Ein Stadt im Niedergang

In Aldershot haben neue Sanierungs-Bemühungen den langfristigen Niedergang nicht wettmachen können. Die Stadt, meint Lyddall, hänge sozusagen „zwischendrin“. Tatsächlich trifft man, wohin man geht, zwischen den kleinen Billigpreis-Läden, Wettbüros und ostasiatischen Imbisstuben auf jede Menge aufgegebener Geschäfte und leerer Arkaden.

In dieser Situation müssen die Tories auch hier befürchten, dass sie „ihre“ Wähler an andere Parteien verliert.
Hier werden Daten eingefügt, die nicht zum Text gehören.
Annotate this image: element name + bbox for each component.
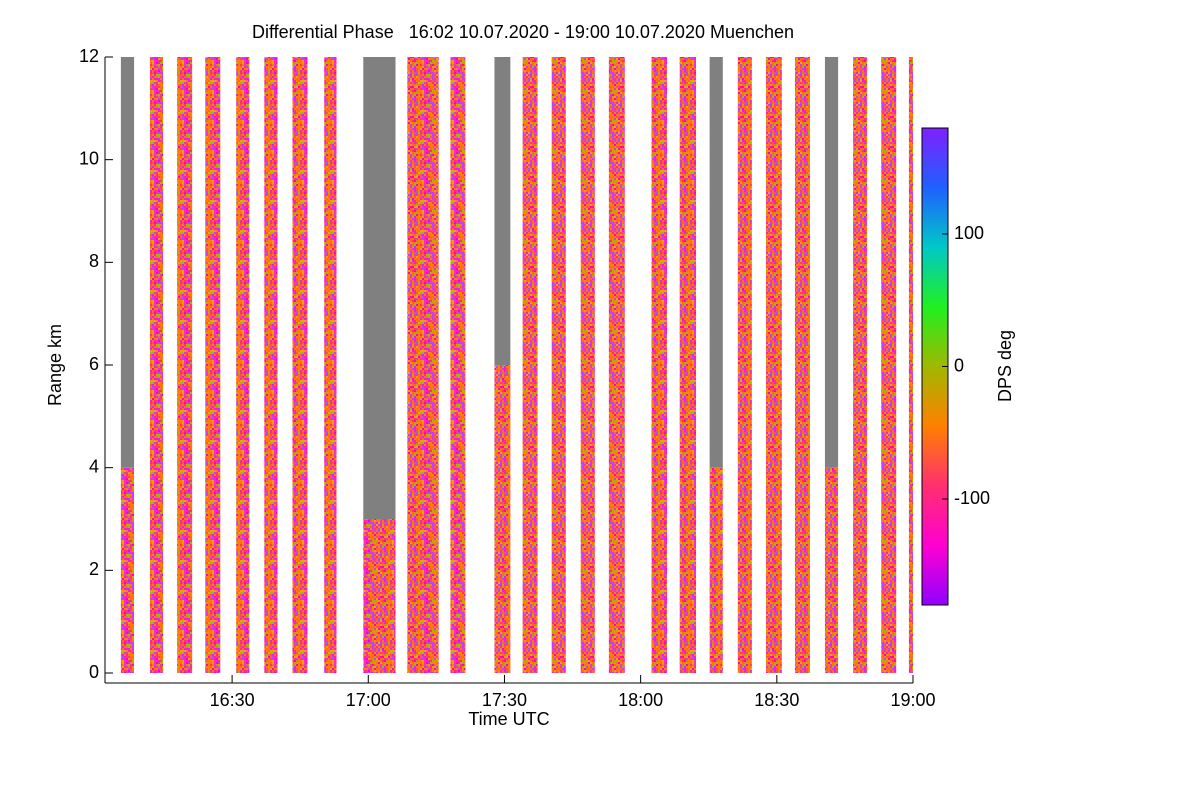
scan [149, 57, 164, 673]
scan [236, 57, 250, 673]
no-data [709, 57, 723, 468]
colorbar-tick-label: 0 [954, 355, 964, 375]
x-tick-label: 18:00 [618, 690, 663, 710]
x-tick-label: 16:30 [210, 690, 255, 710]
y-tick-label: 2 [89, 559, 99, 579]
y-tick-label: 6 [89, 354, 99, 374]
scan [292, 57, 308, 673]
scan [407, 57, 439, 673]
no-data [120, 57, 135, 468]
colorbar-tick-label: -100 [954, 488, 990, 508]
scan [324, 57, 337, 673]
scan [205, 57, 221, 673]
scan [737, 57, 752, 673]
x-tick-label: 19:00 [890, 690, 935, 710]
scan [264, 57, 278, 673]
scan [824, 467, 839, 673]
no-data [363, 57, 396, 519]
scan [651, 57, 667, 673]
scan [881, 57, 897, 673]
no-data [824, 57, 839, 468]
scan [363, 519, 396, 673]
colorbar-tick-label: 100 [954, 223, 984, 243]
scan [522, 57, 538, 673]
scan [177, 57, 193, 673]
x-tick-label: 17:30 [482, 690, 527, 710]
x-tick-label: 17:00 [346, 690, 391, 710]
scan [794, 57, 810, 673]
scan [908, 57, 913, 673]
chart-title: Differential Phase 16:02 10.07.2020 - 19… [252, 22, 794, 42]
colorbar-label: DPS deg [995, 330, 1015, 402]
scan [580, 57, 595, 673]
scan [120, 467, 135, 673]
x-tick-label: 18:30 [754, 690, 799, 710]
scan [679, 57, 697, 673]
scan [551, 57, 566, 673]
y-tick-label: 0 [89, 662, 99, 682]
y-tick-label: 10 [79, 148, 99, 168]
scan [709, 467, 723, 673]
y-tick-label: 12 [79, 46, 99, 66]
scan [450, 57, 466, 673]
y-tick-label: 8 [89, 251, 99, 271]
x-axis-label: Time UTC [468, 709, 549, 729]
scan [853, 57, 868, 673]
scan [765, 57, 782, 673]
scan [494, 365, 511, 673]
no-data [494, 57, 511, 365]
y-tick-label: 4 [89, 456, 99, 476]
scan [608, 57, 625, 673]
y-axis-label: Range km [45, 324, 65, 406]
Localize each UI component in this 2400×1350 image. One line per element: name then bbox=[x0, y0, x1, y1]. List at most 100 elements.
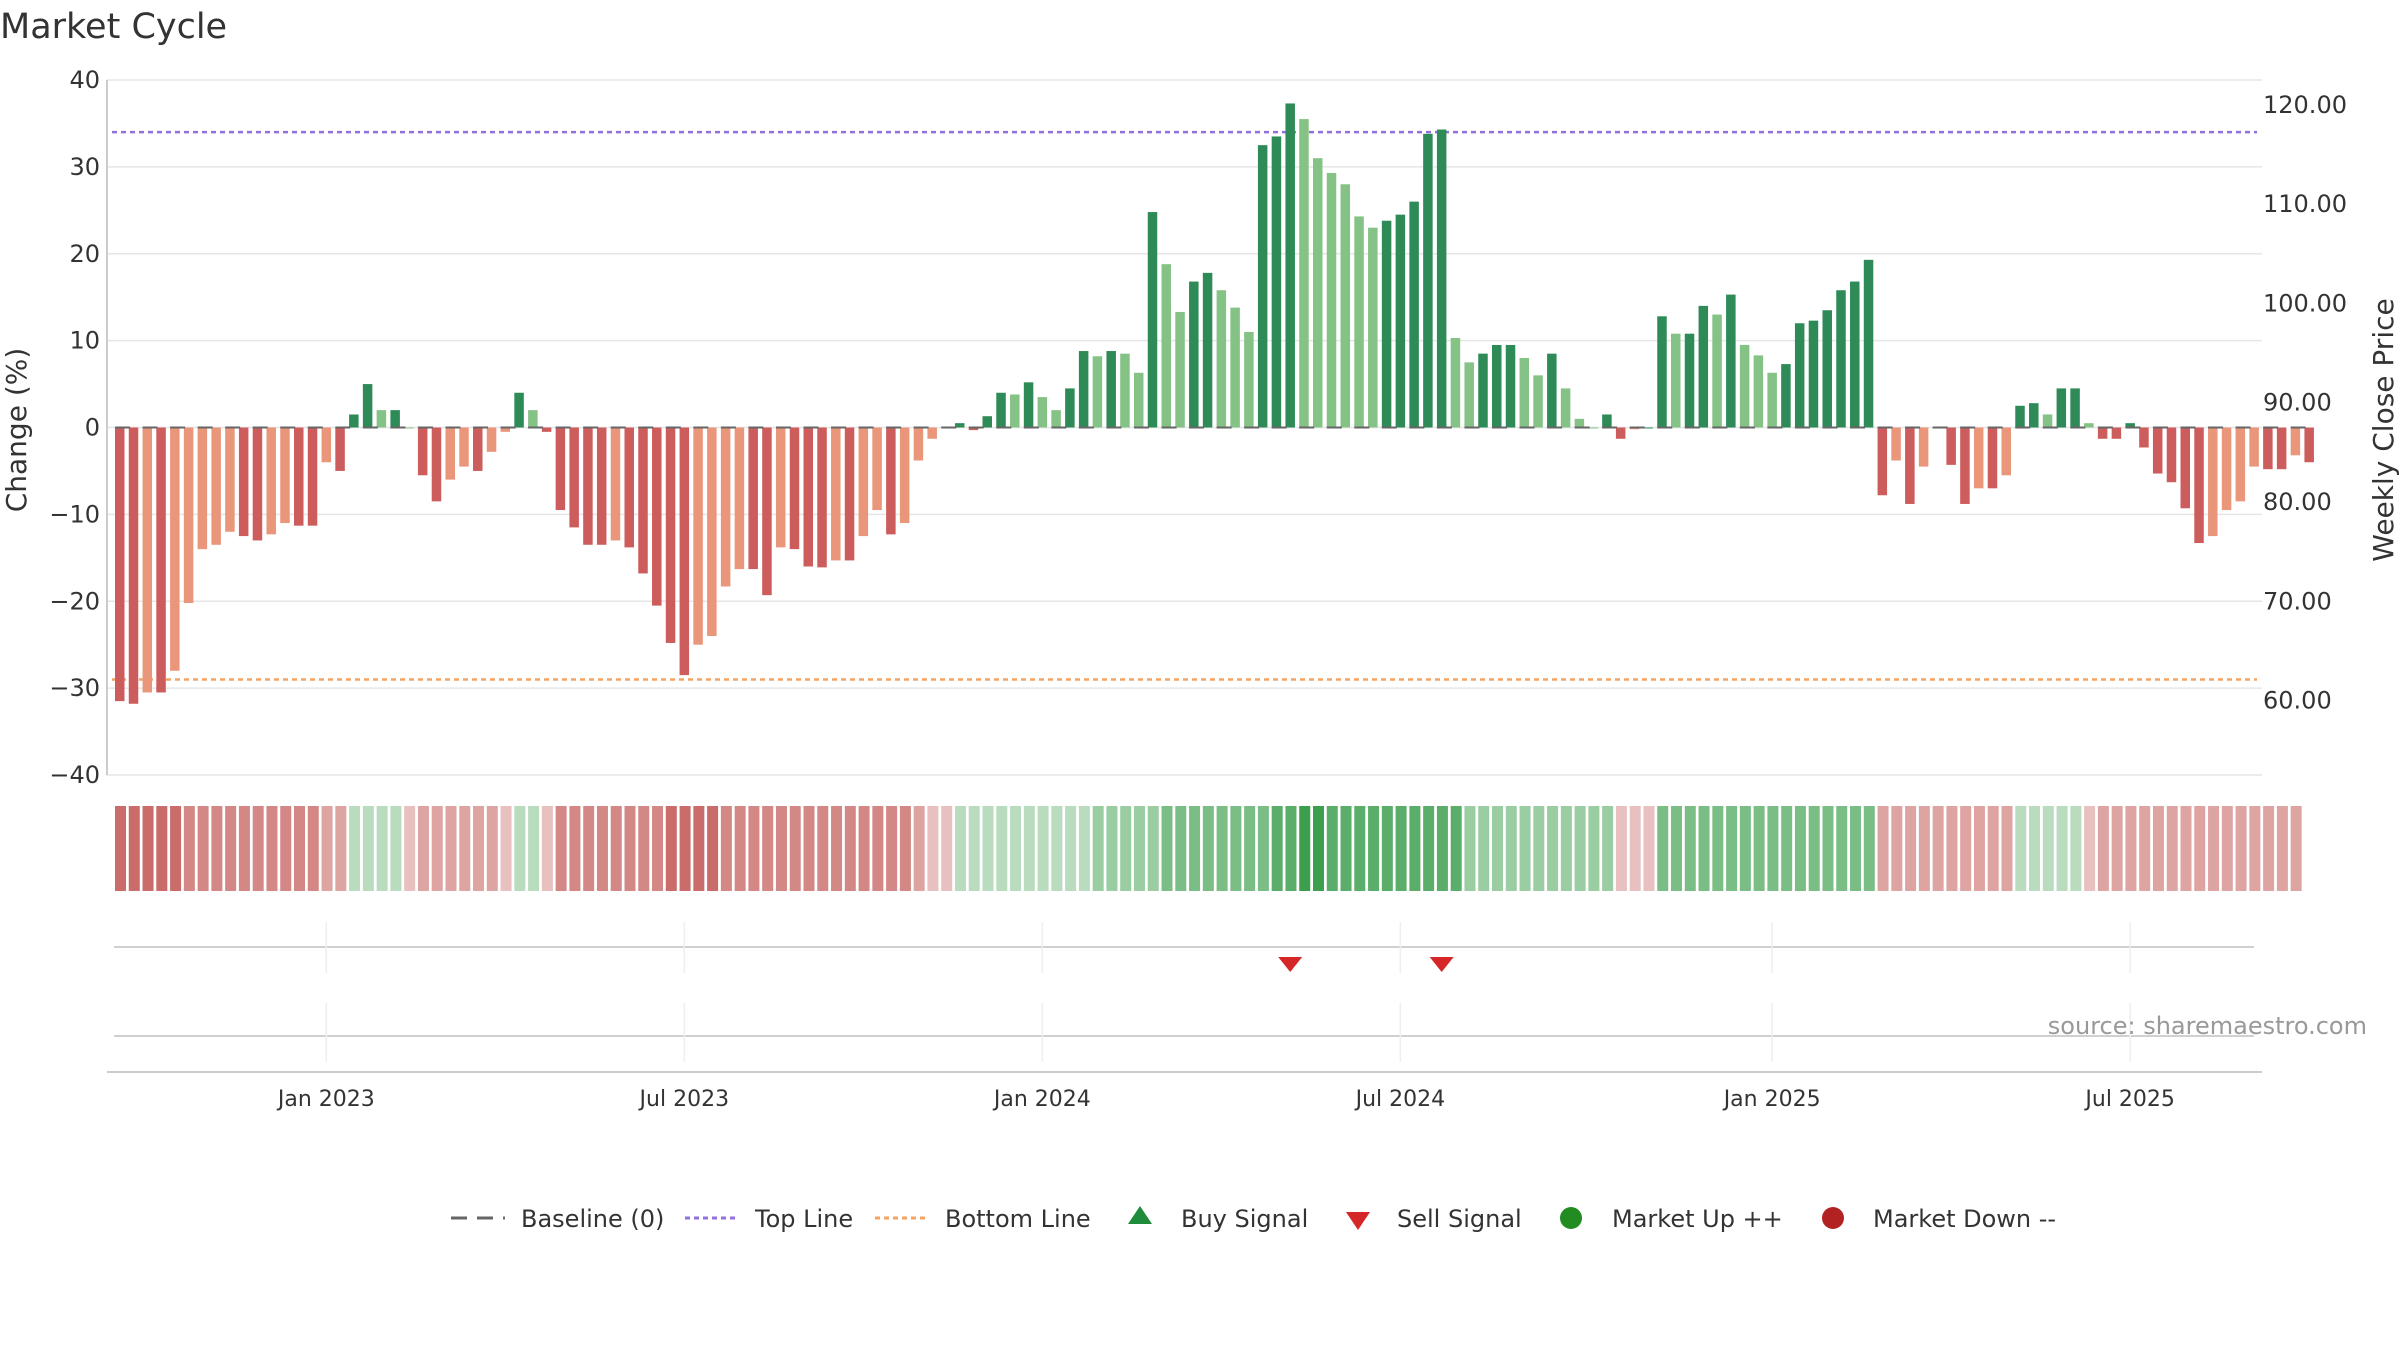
change-bar bbox=[803, 427, 813, 567]
change-bar bbox=[183, 427, 194, 603]
change-bar bbox=[238, 427, 249, 537]
change-bar bbox=[665, 427, 676, 643]
y-axis-ticks: 40 30 20 10 0 −10 −20 −30 −40 bbox=[49, 66, 100, 789]
change-bar bbox=[844, 427, 855, 561]
change-bar bbox=[1863, 259, 1874, 428]
change-bar bbox=[1147, 212, 1158, 428]
heat-cell bbox=[197, 806, 209, 891]
change-bar bbox=[170, 427, 180, 671]
heat-cell bbox=[128, 806, 140, 891]
legend-label-market-up: Market Up ++ bbox=[1612, 1205, 1783, 1233]
change-bar bbox=[1836, 290, 1846, 428]
heat-cell bbox=[886, 806, 898, 891]
change-bar bbox=[1574, 418, 1585, 428]
sell-signal-triangle-icon bbox=[1346, 1212, 1370, 1230]
legend-item-market-down[interactable]: Market Down -- bbox=[1822, 1205, 2056, 1233]
change-bar bbox=[2029, 403, 2039, 428]
heat-cell bbox=[844, 806, 856, 891]
heat-cell bbox=[1244, 806, 1256, 891]
heat-cell bbox=[500, 806, 512, 891]
change-bar bbox=[2084, 423, 2094, 428]
change-bar bbox=[1395, 214, 1406, 428]
legend-item-buy-signal[interactable]: Buy Signal bbox=[1128, 1205, 1308, 1233]
heat-cell bbox=[1602, 806, 1614, 891]
change-bar bbox=[1918, 427, 1929, 467]
heat-cell bbox=[1133, 806, 1145, 891]
heat-cell bbox=[748, 806, 760, 891]
heat-cell bbox=[2056, 806, 2068, 891]
change-bar bbox=[211, 427, 221, 545]
heat-cell bbox=[417, 806, 429, 891]
heat-cell bbox=[1271, 806, 1283, 891]
x-tick-label: Jul 2023 bbox=[638, 1087, 730, 1112]
change-bar bbox=[1106, 351, 1116, 428]
change-bar bbox=[720, 427, 731, 587]
x-tick-label: Jul 2024 bbox=[1354, 1087, 1446, 1112]
y2-tick-label: 110.00 bbox=[2263, 190, 2347, 218]
change-bar bbox=[2304, 427, 2314, 463]
change-bar bbox=[335, 427, 345, 471]
change-bar bbox=[266, 427, 276, 535]
change-bar bbox=[1189, 281, 1199, 428]
heat-cell bbox=[1257, 806, 1269, 891]
change-bar bbox=[1065, 388, 1075, 428]
legend-item-market-up[interactable]: Market Up ++ bbox=[1560, 1205, 1783, 1233]
signal-markers bbox=[1278, 957, 1454, 972]
heat-cell bbox=[528, 806, 540, 891]
heat-cell bbox=[1973, 806, 1985, 891]
change-bar bbox=[2097, 427, 2108, 439]
change-bar bbox=[1560, 388, 1571, 428]
x-tick-label: Jan 2024 bbox=[992, 1087, 1091, 1112]
source-label: source: sharemaestro.com bbox=[2048, 1012, 2367, 1040]
heat-cell bbox=[1189, 806, 1201, 891]
change-bar bbox=[1753, 355, 1764, 428]
heat-cell bbox=[1794, 806, 1806, 891]
change-bar bbox=[2235, 427, 2246, 502]
heat-cell bbox=[762, 806, 774, 891]
heat-cell bbox=[1684, 806, 1696, 891]
heat-cell bbox=[1615, 806, 1627, 891]
y-tick-label: 20 bbox=[69, 240, 100, 268]
heat-cell bbox=[1698, 806, 1710, 891]
market-down-dot-icon bbox=[1822, 1207, 1844, 1229]
change-bar bbox=[2125, 423, 2135, 428]
heat-cell bbox=[2290, 806, 2302, 891]
heat-cell bbox=[1932, 806, 1944, 891]
change-bar bbox=[349, 414, 359, 428]
y-tick-label: −20 bbox=[49, 587, 100, 615]
change-bar bbox=[404, 427, 414, 429]
y-tick-label: 0 bbox=[85, 414, 100, 442]
heat-cell bbox=[858, 806, 870, 891]
change-bar bbox=[1340, 184, 1351, 428]
change-bar bbox=[1436, 129, 1447, 428]
legend-item-bottom-line[interactable]: Bottom Line bbox=[875, 1205, 1091, 1233]
change-bar bbox=[2208, 427, 2218, 537]
x-tick-label: Jan 2023 bbox=[276, 1087, 375, 1112]
change-bar bbox=[693, 427, 703, 645]
change-bar bbox=[1698, 305, 1709, 428]
change-bar bbox=[1987, 427, 1998, 489]
change-bar bbox=[1464, 362, 1474, 428]
heat-cell bbox=[2139, 806, 2151, 891]
change-bar bbox=[624, 427, 634, 548]
change-bar bbox=[2263, 427, 2273, 470]
heat-cell bbox=[693, 806, 705, 891]
legend-item-baseline[interactable]: Baseline (0) bbox=[451, 1205, 664, 1233]
heat-cell bbox=[349, 806, 361, 891]
legend-item-top-line[interactable]: Top Line bbox=[685, 1205, 853, 1233]
heat-cell bbox=[872, 806, 884, 891]
legend-item-sell-signal[interactable]: Sell Signal bbox=[1346, 1205, 1522, 1233]
change-bar bbox=[2001, 427, 2011, 476]
heat-cell bbox=[445, 806, 457, 891]
heat-cell bbox=[1065, 806, 1077, 891]
heat-cell bbox=[1202, 806, 1214, 891]
change-bar bbox=[1657, 316, 1667, 428]
reference-lines bbox=[112, 130, 2257, 681]
legend-label-baseline: Baseline (0) bbox=[521, 1205, 664, 1233]
heat-cell bbox=[913, 806, 925, 891]
heat-cell bbox=[1739, 806, 1751, 891]
change-bar bbox=[1615, 427, 1626, 439]
heat-cell bbox=[1560, 806, 1572, 891]
change-bar bbox=[1891, 427, 1901, 461]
Labour kommt dabei zugute, dass viele Londoner, die eher progressive Ansichten vertreten, in letzten Jahren ins Umland gezogen sind. Nigel Farages Rechtspopulisten hoffen angesichts der allgemeinen Unzufriedenheit auf 15 bis 20 Prozent. Die Tories könnten dadurch von 60 Prozent glatt auf die Hälfte absacken. Labour-Kandidatin Alex Baker glaubt jedenfalls, dass es „ganz knapp“ werden wird zwischen ihr und Leo Docherty.